Last week I wrote up my near epic fail on Amazon Web Services where I ‘let’ someone launch a bunch of Litecoin mining instances in my account.

Since then I received some questions on my forensics process, so I figure this is a good time to write up the process in more detail. Specifically, how to take a snapshot and use it for forensic analysis.

I won’t cover all the steps at the AWS account layer – this post focuses on what you should do for a specific instance, not your entire management plane.

Metadata

The first step, which I skipped, is to collect all the metadata associated with the instance. There is an easy way, a hard way (walk through the web UI and take notes manually), and the way I’m building into my nifty tool for all this that I will release at RSA (or sooner, if you know where to look).

The best way is to use the AWS command line tools for your operating system. Then run the command aws ec2 describe-instances --instance-ids i-5203422c (inserting your instance ID). Note that you need to follow the instructions linked above to properly configure the tool and your credentials.

I suggest piping the output to a file (e.g., aws ec2 describe-instances --instance-ids i-5203422c > forensic-metadata.log) for later examination.

You should also get the console output, which is stored by AWS for a short period on boot/reboot/termination. aws ec2 get-console-output --instance-id i-5203422c. This might include a bit more information if the attacker mucked with logs inside the instance, but won’t be useful for a hacked instance because it is only a boot log. This is a good reason to use a tool that collects instance logs outside AWS.

That is the basics of the metadata for an instance. Those two pieces collect the most important bits. The best option would be CloudTrail logs, but that is fodder for a future post.

Instance Forensics

Now on to the instance itself. While you might log into it and poke around, I focused on classical storage forensics.

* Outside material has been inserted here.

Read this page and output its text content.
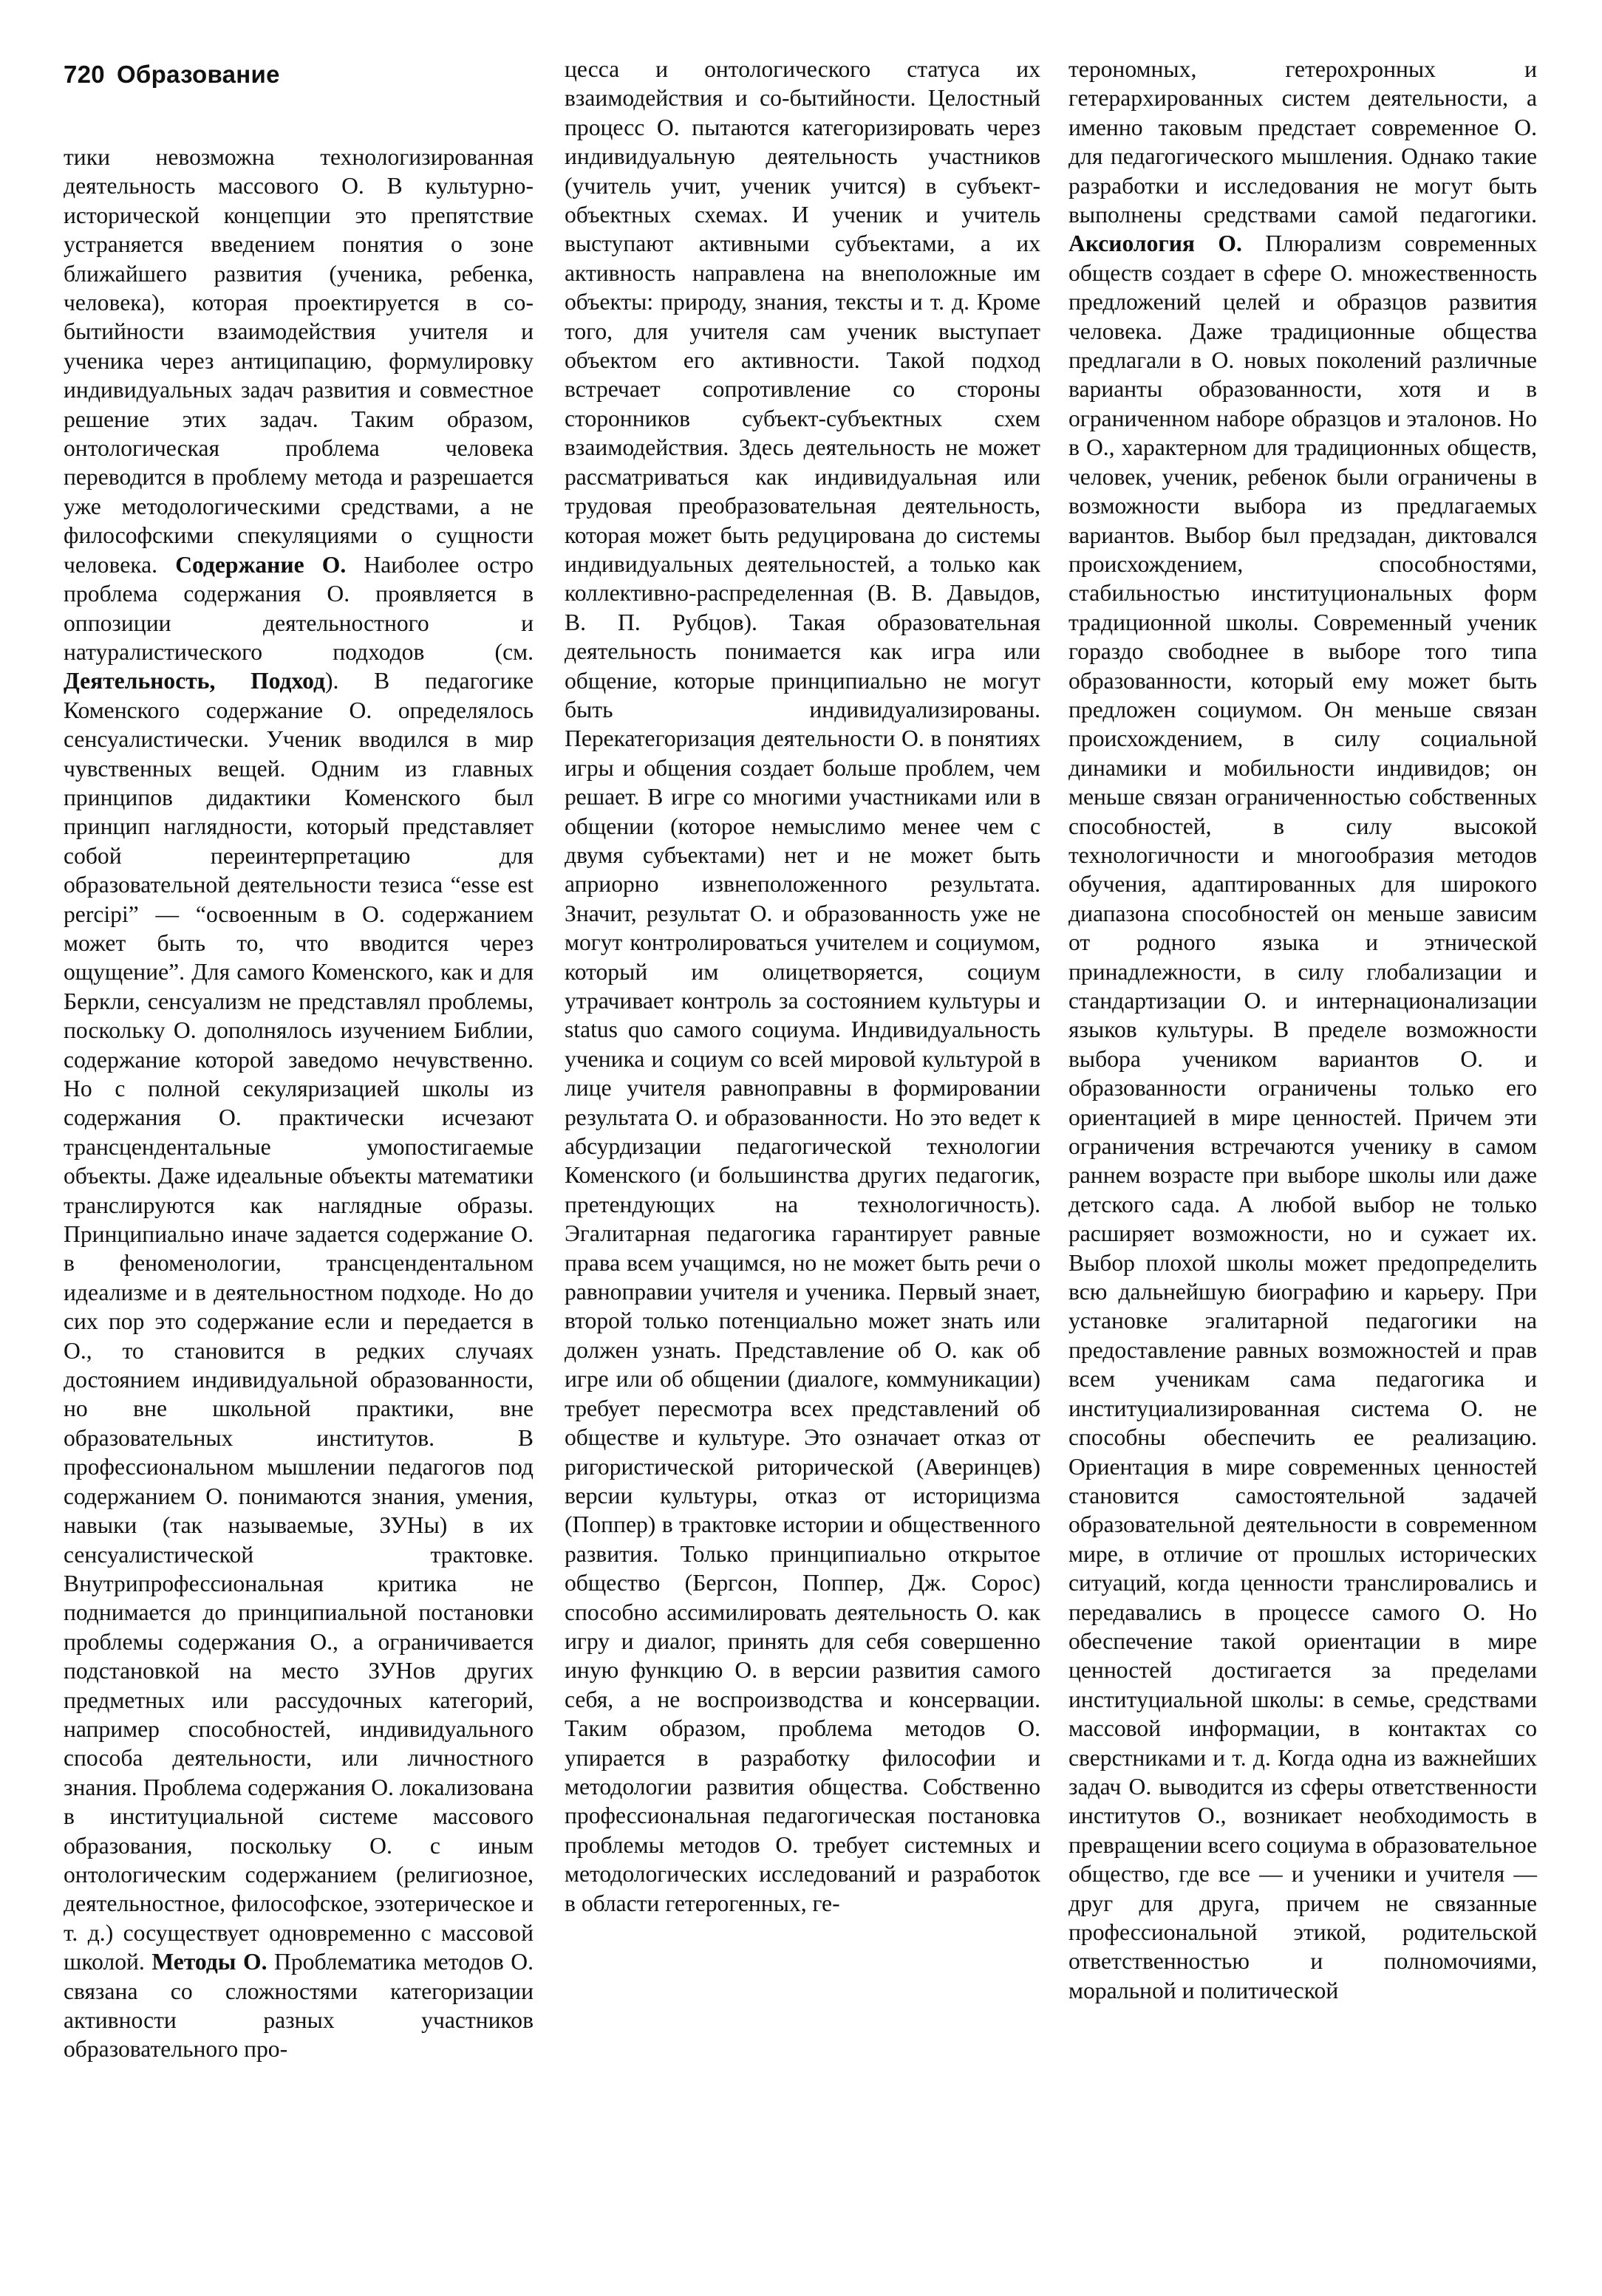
720 Образование

тики невозможна технологизированная деятельность массового О. В культурно-исторической концепции это препятствие устраняется введением понятия о зоне ближайшего развития (ученика, ребенка, человека), которая проектируется в со-бытийности взаимодействия учителя и ученика через антиципацию, формулировку индивидуальных задач развития и совместное решение этих задач. Таким образом, онтологическая проблема человека переводится в проблему метода и разрешается уже методологическими средствами, а не философскими спекуляциями о сущности человека. Содержание О. Наиболее остро проблема содержания О. проявляется в оппозиции деятельностного и натуралистического подходов (см. Деятельность, Подход). В педагогике Коменского содержание О. определялось сенсуалистически. Ученик вводился в мир чувственных вещей. Одним из главных принципов дидактики Коменского был принцип наглядности, который представляет собой переинтерпретацию для образовательной деятельности тезиса “esse est percipi” — “освоенным в О. содержанием может быть то, что вводится через ощущение”. Для самого Коменского, как и для Беркли, сенсуализм не представлял проблемы, поскольку О. дополнялось изучением Библии, содержание которой заведомо нечувственно. Но с полной секуляризацией школы из содержания О. практически исчезают трансцендентальные умопостигаемые объекты. Даже идеальные объекты математики транслируются как наглядные образы. Принципиально иначе задается содержание О. в феноменологии, трансцендентальном идеализме и в деятельностном подходе. Но до сих пор это содержание если и передается в О., то становится в редких случаях достоянием индивидуальной образованности, но вне школьной практики, вне образовательных институтов. В профессиональном мышлении педагогов под содержанием О. понимаются знания, умения, навыки (так называемые, ЗУНы) в их сенсуалистической трактовке. Внутрипрофессиональная критика не поднимается до принципиальной постановки проблемы содержания О., а ограничивается подстановкой на место ЗУНов других предметных или рассудочных категорий, например способностей, индивидуального способа деятельности, или личностного знания. Проблема содержания О. локализована в институциальной системе массового образования, поскольку О. с иным онтологическим содержанием (религиозное, деятельностное, философское, эзотерическое и т. д.) сосуществует одновременно с массовой школой. Методы О. Проблематика методов О. связана со сложностями категоризации активности разных участников образовательного про-

цесса и онтологического статуса их взаимодействия и со-бытийности. Целостный процесс О. пытаются категоризировать через индивидуальную деятельность участников (учитель учит, ученик учится) в субъект-объектных схемах. И ученик и учитель выступают активными субъектами, а их активность направлена на внеположные им объекты: природу, знания, тексты и т. д. Кроме того, для учителя сам ученик выступает объектом его активности. Такой подход встречает сопротивление со стороны сторонников субъект-субъектных схем взаимодействия. Здесь деятельность не может рассматриваться как индивидуальная или трудовая преобразовательная деятельность, которая может быть редуцирована до системы индивидуальных деятельностей, а только как коллективно-распределенная (В. В. Давыдов, В. П. Рубцов). Такая образовательная деятельность понимается как игра или общение, которые принципиально не могут быть индивидуализированы. Перекатегоризация деятельности О. в понятиях игры и общения создает больше проблем, чем решает. В игре со многими участниками или в общении (которое немыслимо менее чем с двумя субъектами) нет и не может быть априорно извнеположенного результата. Значит, результат О. и образованность уже не могут контролироваться учителем и социумом, который им олицетворяется, социум утрачивает контроль за состоянием культуры и status quo самого социума. Индивидуальность ученика и социум со всей мировой культурой в лице учителя равноправны в формировании результата О. и образованности. Но это ведет к абсурдизации педагогической технологии Коменского (и большинства других педагогик, претендующих на технологичность). Эгалитарная педагогика гарантирует равные права всем учащимся, но не может быть речи о равноправии учителя и ученика. Первый знает, второй только потенциально может знать или должен узнать. Представление об О. как об игре или об общении (диалоге, коммуникации) требует пересмотра всех представлений об обществе и культуре. Это означает отказ от ригористической риторической (Аверинцев) версии культуры, отказ от историцизма (Поппер) в трактовке истории и общественного развития. Только принципиально открытое общество (Бергсон, Поппер, Дж. Сорос) способно ассимилировать деятельность О. как игру и диалог, принять для себя совершенно иную функцию О. в версии развития самого себя, а не воспроизводства и консервации. Таким образом, проблема методов О. упирается в разработку философии и методологии развития общества. Собственно профессиональная педагогическая постановка проблемы методов О. требует системных и методологических исследований и разработок в области гетерогенных, ге-

терономных, гетерохронных и гетерархированных систем деятельности, а именно таковым предстает современное О. для педагогического мышления. Однако такие разработки и исследования не могут быть выполнены средствами самой педагогики. Аксиология О. Плюрализм современных обществ создает в сфере О. множественность предложений целей и образцов развития человека. Даже традиционные общества предлагали в О. новых поколений различные варианты образованности, хотя и в ограниченном наборе образцов и эталонов. Но в О., характерном для традиционных обществ, человек, ученик, ребенок были ограничены в возможности выбора из предлагаемых вариантов. Выбор был предзадан, диктовался происхождением, способностями, стабильностью институциональных форм традиционной школы. Современный ученик гораздо свободнее в выборе того типа образованности, который ему может быть предложен социумом. Он меньше связан происхождением, в силу социальной динамики и мобильности индивидов; он меньше связан ограниченностью собственных способностей, в силу высокой технологичности и многообразия методов обучения, адаптированных для широкого диапазона способностей он меньше зависим от родного языка и этнической принадлежности, в силу глобализации и стандартизации О. и интернационализации языков культуры. В пределе возможности выбора учеником вариантов О. и образованности ограничены только его ориентацией в мире ценностей. Причем эти ограничения встречаются ученику в самом раннем возрасте при выборе школы или даже детского сада. А любой выбор не только расширяет возможности, но и сужает их. Выбор плохой школы может предопределить всю дальнейшую биографию и карьеру. При установке эгалитарной педагогики на предоставление равных возможностей и прав всем ученикам сама педагогика и институциализированная система О. не способны обеспечить ее реализацию. Ориентация в мире современных ценностей становится самостоятельной задачей образовательной деятельности в современном мире, в отличие от прошлых исторических ситуаций, когда ценности транслировались и передавались в процессе самого О. Но обеспечение такой ориентации в мире ценностей достигается за пределами институциальной школы: в семье, средствами массовой информации, в контактах со сверстниками и т. д. Когда одна из важнейших задач О. выводится из сферы ответственности институтов О., возникает необходимость в превращении всего социума в образовательное общество, где все — и ученики и учителя — друг для друга, причем не связанные профессиональной этикой, родительской ответственностью и полномочиями, моральной и политической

There are four steps:

  1. Take a snapshot of all storage volumes.
  2. Launch an instance to examine the volumes.
  3. Attach the volumes.
  4. Perform your investigation.

If you want to test any of this, feel free to use the snapshot of the hacked instance that was running in my account (well, one of 10 instances). The snapshot ID you will need is snap-ccd3e9c6.

Snapshot the storage volumes

I will show all this using the web interface, but you can also manage all of it using the command line or API (which is how I now do it, but that code wasn’t ready when I had my incident).

There is a slightly shorter way to do this in the web UI by going straight to volumes, but that way is easier to botch, so I will show the long way and you can figure out the shorter alternative yourself.

  • Click Instances in your EC2 management console, then check the instance to examine.
  • Look at the details on the bottom, click the Block Devices, then each entry. Pull the Volume ID for every attached volume.

  • Switch to Volumes and then snapshot each volume you identified in the steps above.

  • Label each snapshot so you remember it. I suggest date and time, “Forensics”, and perhaps the instance ID.

You can also add a name to your instance, then skip direct to Volumes and search for volumes attached to it.

Remember, once you take a snapshot, it is read-only – you can create as many copies as you like to work on without destroying the original. When you create a volume from an instance it doesn’t overwrite the snapshot, it gets another copy injected into storage.

Snapshots don’t capture volatile memory, so if you need RAM you need to either play with the instance itself or create a new image from that instance and launch it – perhaps the memory will provide more clues. That is a different process for another day.

Launch a forensics instance

Launch the operating system of your choice, in the same region as your snapshot. Load it with whatever tools you want. I did just a basic analysis by poking around.

Attach the storage volumes

  • Go to Snapshots in the management console.
  • Click the one you want, right-click, and then “Create Volume from Snapshot”. Make sure you choose the same Availability Zone as your forensics instance.
  • Seriously, make sure you choose the same Availability Zone as your instance. People always mess this up. (By ‘people’, I of course mean ‘I’).

  • Go back to Volumes.
  • Select the new volume when it is ready, and right click/attach.

  • Select your forensics instance. (Mine is stopped in the screenshot – ignore that).
  • Set a mount point you will remember.

Perform your investigation

  • Create a mount point for the new storage volumes, which are effectively external hard drives. For example, sudo mkdir /forensics.
  • Mount the new drive, e.g., sudo mount /dev/xvdf1 /forensics. Amazon may change the device mapping when you attach the drive (technically your operating system does that, not AWS, and you get a warning when you attach).
  • Remember, use sudo bash (or the appropriate equivalent for your OS) if you want to peek into a user account in the attached volume.

And that’s it. Remember you can mess with the volume all you want, then attach a new one from the snapshot again for another pristine copy. If you need a legal trail my process probably isn’t rigorous enough, but there should be enough here that you can easily adapt.

Again, try it with my snapshot if you want some practice on something with interesting data inside. And after RSA check back for a tool which automates nearly all of this.